The Batman Tries to Be Different By Making Batman a Vampire

The Batman Tries to Be Different By Making Batman a Vampire

The Batman. Image courtesy of Warner Bros.

The bat is not only the enduring symbol of Gotham’s Caped Crusader, but also of his erstwhile cousin, Count Dracula, a subtext that the new Batman film, directed by King of the Apes Matt Reeves, makes text for the audience. He casts one of the most famous vampires of all time, Robert Pattinson, to mope around in literal bat-like fashion in a darkened lair, complete with teen goth angst and smeared eyeliner. And yet, many viewers of this film have come together and said that it is not only good, but a fresh take on the done-to-death Batman story.

The primary evidence supporting this thesis is that The Batman assumes the audience is familiar with the Batman mythology and dispenses with the Bruce Wayne origin story. Pretty much every critic noted this was a smart omission that made the film better, while failing to mention that this choice was an obvious one because the movie is already 3 hours long. In fact, there comes a point when you think the movie is coming to a sort of natural conclusion, but actually there is an ENTIRE HOUR LEFT.

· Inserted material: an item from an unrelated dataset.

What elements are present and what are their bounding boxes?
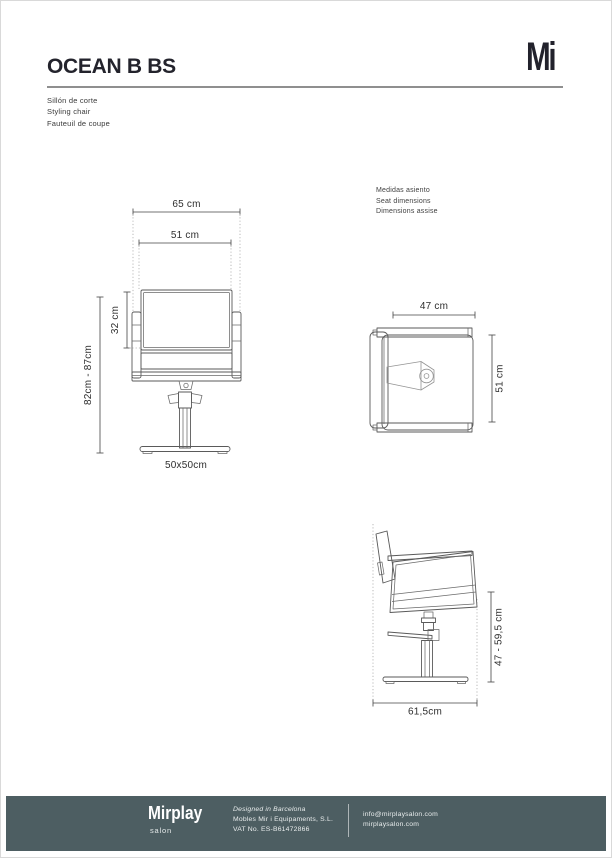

The other thing people say they liked is that this Batman is dark, and gritty, a more realistic portrayal of a rich sociopath dressing up like a bat and fighting crime in the night. Yet, Christopher Nolan’s Batmans were dark, so this is hardly revelatory. Plus, the entire concept of Batman benefits from some levity since, if you stop and think about it for 30 seconds, it is kind of ridiculous. But Warner Bros seems unable to even consider such an approach. Basically, the praise for this film boils down to: it’s dark and gritty, and it doesn’t add another 30 minutes to an already interminably bloated 3-hour run time by dumping useless backstory on us. This is such a low bar to set for a Batman movie. Or any movie.

There were certainly parts of the film that looked great, but the way they went with Batman (stripping any sort of charisma or fun out of Bruce Wayne and going for the depressed, damaged side of the Batman persona) was not a direction I would have gone in. But OK, Pattinson is a good actor so if you can adjust to that choice he does a good job with. The real Achilles Heel of this movie, if you can call the entire movie an Achilles Heel, is the story. There’s too much of it. Too many characters, doing too many things, for too long.

You should never reach the 2-hour mark of a film and only then have the audience meet your main villain and have him get himself captured to kick off an impossibly stupid and complex bad guy plot. Even Christopher Nolan, not known for making his plots linear or comprehensible, had the good sense to make the Joker get himself captured somewhere around the mid-point of the film. By the time you get to the end of The Batman, you are just praying that no more plot threads are going to be dropped into the thing.

The Batman is a film in which the Riddler, Penguin, 2 mob bosses (one off-screen), Cat Woman, a corrupt municipal administration and Batman all jostle for screen time in a jumble of plots including an illegitimate love-child murder revenge arc. One thing this movie does not have is time to spare, and certainly not for that nonsense. Alfred is also in this film, apparently by contractual obligation.

He has only two or three scenes one of which involves him explaining to Bruce that (spoiler warning) yes Thomas Wayne had the mob kill a man, but he was still a good guy and stuff at heart. People make mistakes, Alfred says, like accidentally having reporters murdered. Who amongst us, cast the first stone and all that, right guys? This line is delivered in a way that is meant to be weighty and filled with emotion but of course it comes off as a joke because it’s absurd.

People have also been praising this version of The Batman because it showcases Batman’s detective side. He is, allegedly, the World’s Greatest Detective and here he shows us that, by solving riddles left by a madman, often with an assist from techno-babble. However, when a MAFIA BOSS tells Batman a crucial piece of information, he simply accepts it as the truth with little to no corroborating evidence. The world’s greatest detective - until the plot needs him to be the world’s worst detective.

The over-stuffed plot, too many characters, odd choices and the lean-in on the vampire stuff, as well as the unforgivably super long run-time simply, in the end, make The Batman an irredeemable slog. I was checking my watch constantly wondering when it was going to end, something I never did with another very long, epic movie that was sucked you into a complex, dreary world and made every second you spent there a mesmeric experience.